著者
荒木 亮
出版者
日本比較生理生化学会
雑誌
比較生理生化学 (ISSN:09163786)
巻号頁・発行日
vol.37, no.2, pp.94-102, 2020-07-31 (Released:2020-08-20)
参考文献数
64

鳴鳥である鳴禽類はそれぞれの種で特異的な特徴を備えた個体独自の歌をさえずり,求愛や縄張りの主張,個体の識別に用いている。ヒトの幼児が親の話すことばを聴き真似ることで次第に言語の発声を獲得してゆくように,鳴禽類のヒナは成鳥のさえずりを記憶し,記憶を頼りに未熟な発声から次第に成鳥と同様のさえずりへと発達させることで,種特異的な特徴を備えた歌を身につける。

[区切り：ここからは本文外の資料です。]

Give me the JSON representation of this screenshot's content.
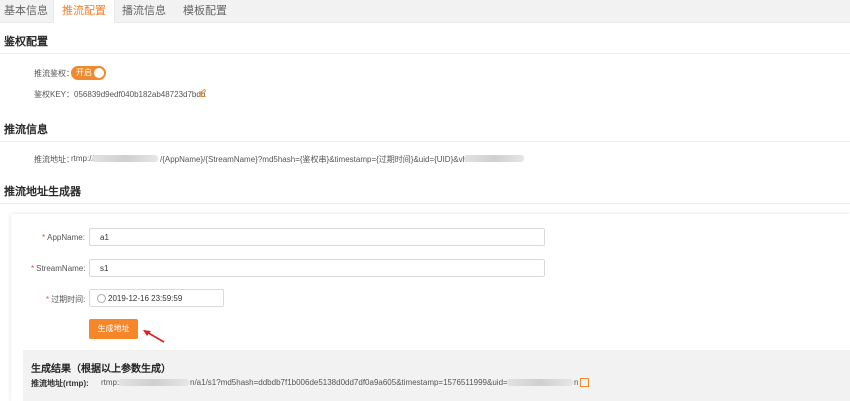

このためヒトの発声学習の理解につながるモデルとして,歌学習の神経メカニズムが盛んに研究されてきた。しかし,同種へ向けた情報伝達に重要となる歌い手の種を表す歌の形質を,個体識別可能なまでに歌が多様化する中でどのようにして維持するのか,その神経基盤については多くが不明のままである。鳴禽類の一種であるキンカチョウは集団で繁殖し,ヒナは複数個体のさえずりを聴きながら個体独自の歌を発達させる。本稿では,キンカチョウの種特異的かつ個体独自な歌の発達過程と,その獲得を発達初期で支える聴覚野神経の神経活動について著者の研究も含めながら紹介し,今後の課題について論ずる。